El trazo es preciso, perfilado en los extremos de la hilera con el detalle ceñido de una intervención quirúrgica. Pulso firme, serena la procesión, el patrón se reproduce: unas van (sin nada), otras vienen (con la carga). Desde hace seis días y sus noches me detengo en el camino zanjado en la hierba fresca que se extiende unos veinte metros desde el arbusto descolado por intervención de las bestias extractivistas, hasta el complejo vecinal enconado que si no detengo cuanto antes (ya, luego de trenzar estas oraciones) adquirirá dimensiones totalitarias. Con movimiento elástico deposito el rostro a escasas sílabas del estupor. Lo sabemos de memoria: ejemplo de tenacidad, esfuerzo y organización, las hormigas cargan hasta cincuenta veces su peso por prepotencia de la mandíbula. Ajá, ¿y?
La primera vez que escuché el áspero término mirmecofobia ostentaba el cabello acortinado sobre la espalda, estudiaba en la universidad y abrazaba la Revolución Cubana. Algunos episodios de ansiedad, que junto a la necesidad de evitar los lugares donde pudiera haber hormigas, fueron arrinconándome hacia el diagnóstico. Digámoslo de este modo: entonces la sola aparición de un ejemplar suponía la inmediata irrupción en mi organismo de un miedo irracional, desproporcionado a la manifestación del estímulo. El pánico sentido generaba una elevada percepción de efervescencia fisiológica, siendo habitual la sudoración, temblores, hiperventilación también (nunca taquicardia, uf) y dilatadas alteraciones gastrointestinales como náuseas y vómitos.

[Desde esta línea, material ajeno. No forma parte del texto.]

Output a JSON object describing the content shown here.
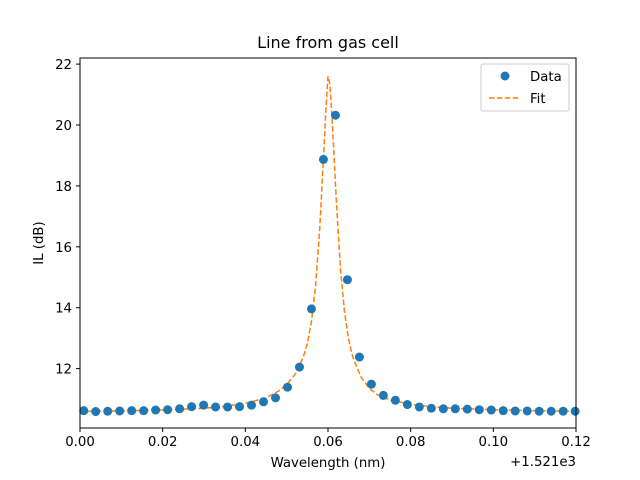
{
  "chart_data": {
    "type": "scatter",
    "title": "Line from gas cell",
    "xlabel": "Wavelength (nm)",
    "ylabel": "IL (dB)",
    "x_offset_label": "+1.521e3",
    "xlim": [
      0.0,
      0.12
    ],
    "ylim": [
      10.05,
      22.2
    ],
    "grid": false,
    "legend_position": "top-right",
    "x_ticks": [
      0.0,
      0.02,
      0.04,
      0.06,
      0.08,
      0.1,
      0.12
    ],
    "x_tick_labels": [
      "0.00",
      "0.02",
      "0.04",
      "0.06",
      "0.08",
      "0.10",
      "0.12"
    ],
    "y_ticks": [
      12,
      14,
      16,
      18,
      20,
      22
    ],
    "y_tick_labels": [
      "12",
      "14",
      "16",
      "18",
      "20",
      "22"
    ],
    "series": [
      {
        "name": "Data",
        "kind": "scatter",
        "color": "#1f77b4",
        "x": [
          0.0009,
          0.0038,
          0.0067,
          0.0096,
          0.0125,
          0.0154,
          0.0183,
          0.0212,
          0.0241,
          0.027,
          0.0299,
          0.0328,
          0.0357,
          0.0386,
          0.0415,
          0.0444,
          0.0473,
          0.0502,
          0.0531,
          0.056,
          0.0589,
          0.0618,
          0.0647,
          0.0676,
          0.0705,
          0.0734,
          0.0763,
          0.0792,
          0.0821,
          0.085,
          0.0879,
          0.0908,
          0.0937,
          0.0966,
          0.0995,
          0.1024,
          0.1053,
          0.1082,
          0.1111,
          0.114,
          0.1169,
          0.1198
        ],
        "y": [
          10.62,
          10.59,
          10.6,
          10.61,
          10.62,
          10.62,
          10.64,
          10.65,
          10.68,
          10.75,
          10.8,
          10.74,
          10.74,
          10.75,
          10.8,
          10.91,
          11.04,
          11.39,
          12.05,
          13.96,
          18.87,
          20.32,
          14.92,
          12.38,
          11.49,
          11.12,
          10.96,
          10.82,
          10.74,
          10.7,
          10.68,
          10.68,
          10.67,
          10.65,
          10.64,
          10.62,
          10.61,
          10.61,
          10.6,
          10.6,
          10.6,
          10.6
        ]
      },
      {
        "name": "Fit",
        "kind": "line",
        "style": "dashed",
        "color": "#ff7f0e",
        "x": [
          0.0,
          0.01,
          0.02,
          0.03,
          0.035,
          0.04,
          0.045,
          0.048,
          0.05,
          0.052,
          0.054,
          0.055,
          0.056,
          0.057,
          0.058,
          0.059,
          0.0595,
          0.06,
          0.0605,
          0.061,
          0.062,
          0.063,
          0.064,
          0.065,
          0.066,
          0.068,
          0.07,
          0.072,
          0.075,
          0.08,
          0.085,
          0.09,
          0.1,
          0.11,
          0.12
        ],
        "y": [
          10.6,
          10.61,
          10.64,
          10.7,
          10.76,
          10.86,
          11.04,
          11.26,
          11.48,
          11.8,
          12.37,
          12.83,
          13.55,
          14.72,
          16.6,
          19.18,
          20.55,
          21.6,
          21.3,
          20.2,
          17.55,
          15.3,
          13.85,
          12.95,
          12.38,
          11.72,
          11.35,
          11.14,
          10.97,
          10.83,
          10.75,
          10.7,
          10.65,
          10.62,
          10.6
        ]
      }
    ]
  }
}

El médico clínico (cabellera bien alimentada, uñas taladas), para tranquilizarme, me aseguraba que mi padecimiento no resultaba gran cosa; en algunas situaciones –metió sus ojos en los míos y repitió “en algunas situaciones”– puede llevar al paciente a desatar conductas verdaderamente peligrosas, como prenderse fuego para esquivar así el contacto con las hormigas. De allí en más, las pesadillas se multiplicaron por años. El trip tóxico por consultorios e institutos se clausuró al encontrarme de frente a la sabiduría del Dr. V. G., especialista en fobias florecidas, sobre todo por situaciones aversivas vinculadas al elemento, en este caso las hormigas. Su apuesta, la herramienta para combatir el dolor que me tironeaba, operaba como eslabón de un rasti flexible en el marco de la teoría de la preparación de Seligman, que expresa que el miedo (pánico) a ciertas especies animales fecunda en el desarrollo mismo de la evolución humana, que reconoce ciertas alertas al momento de enfrentar situaciones (consideradas) extremas.
Como sea, con la denominada terapia de exposición (presentar de manera gradual al paciente al estímulo temido: desde una primera y ¿simple? contemplación a distancia, hasta interactuar de forma corporal con el elemento), sin necesidad de aplicar reestructuración cognitiva regada con psicofármacos, tan solo al hundir la mirada en el abismo sin temor a sumergirme en lo insondable, en menos de un año superé la fobia. Con el tiempo perdí pelo, pasión por las gestas revolucionarias y en lugar de la mirmecofobia brotó una obsesión criminal por el exterminio. Rociador insecticida, cebo con veneno, la solución casera: hojas de laurel, vinagre y agua, harina de maíz, jugo de limón, arroz, ajo y agua, granos de café, y así. La porción beligerante que hay en mí experimenta estados de verdadera excitación. Tomo nota: aprovecharé el feriado de mañana para emplear un nuevo método acercado por el Dr. V.G.: con un palazo desplumar el hormiguero para nutrirlo con kerosene y darle candela. El Dr. V. G. sabe que la batalla contra las hormigas está perdida, solo pretende, con estos gestos, fertilizar la porción sensible que anida en mí.